Forse l’istruttore vuole soltanto essere gentile. Una cosa è dire brutalmente all’allievo che è negato per la guida, un’altra dirgli, con delicatezza, che una persona intelligente come lui non deve preoccuparsi di non saper guidare, perché è in ottima compagnia.
   Chissà se è mai stata fatta un’indagine sul rapporto tra il livello di intelligenza e il possesso della patente di guida, o comunque la capacità di guidare l’automobile: da cui magari effettivamente risulti che le persone più intelligenti non sanno guidare. Sia come sia, se da un lato l’affermazione dell’istruttore dell’avvocato Gobillot può essere interpretata come una forma di cortesia consolatoria, dall’altro sarebbe una semplice certificazione della verità, se riferita a Leonardo Sciascia: uomo della cui superiore intelligenza non si può dubitare.

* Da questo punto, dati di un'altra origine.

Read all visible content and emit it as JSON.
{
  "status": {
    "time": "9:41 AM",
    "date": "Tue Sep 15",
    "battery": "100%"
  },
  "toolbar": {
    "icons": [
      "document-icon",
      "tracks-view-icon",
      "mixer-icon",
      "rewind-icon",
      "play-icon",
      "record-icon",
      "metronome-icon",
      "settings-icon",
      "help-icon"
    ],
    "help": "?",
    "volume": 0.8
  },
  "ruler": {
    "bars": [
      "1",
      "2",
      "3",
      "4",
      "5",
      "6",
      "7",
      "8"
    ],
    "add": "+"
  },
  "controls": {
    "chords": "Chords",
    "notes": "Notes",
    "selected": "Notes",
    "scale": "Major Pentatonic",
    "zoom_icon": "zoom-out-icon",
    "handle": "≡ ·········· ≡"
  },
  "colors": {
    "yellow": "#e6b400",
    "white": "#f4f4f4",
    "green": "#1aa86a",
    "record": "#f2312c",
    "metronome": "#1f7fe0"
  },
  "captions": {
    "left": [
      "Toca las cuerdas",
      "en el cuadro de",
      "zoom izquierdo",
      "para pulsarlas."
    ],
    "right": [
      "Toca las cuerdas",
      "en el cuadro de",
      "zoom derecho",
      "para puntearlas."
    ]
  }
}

   Dal romanzo di Simenon – pubblicato nel 1956 con il titolo En cas de malheur – Claude Autant-Lara trasse due anni dopo l’omonimo film, nel quale l’avvocato Gobillot era interpretato da Jean Gabin. Il titolo della versione italiana del film – La ragazza del peccato – metteva in risalto la protagonista femminile della vicenda, interpretata da una giovanissima Brigitte Bardot.
   Al rapporto tra Sciascia e Simenon è stata dedicata una giornata di studi, organizzata all’Università di Liegi il 9 dicembre 2014 da Danielle Bajomée e Luciano Curreri con la collaborazione di Giuseppe Traina. L’iniziativa era stata suggerita dalla coincidenza del venticinquesimo anniversario della scomparsa dei due scrittori (Simenon il 4 settembre e Sciascia il 20 novembre 1989). Gli atti del convegno sono stati pubblicati nel maggio 2015 nel volume numero 15 della collana “le bandiere” di Nerosubianco edizioni, dal titolo bilingue Per un racconto dello scacco. Simenon e Sciascia venticinque anni dopo e Pour un récit de l’échec. Simenon et Sciascia vingt-cinq ans après.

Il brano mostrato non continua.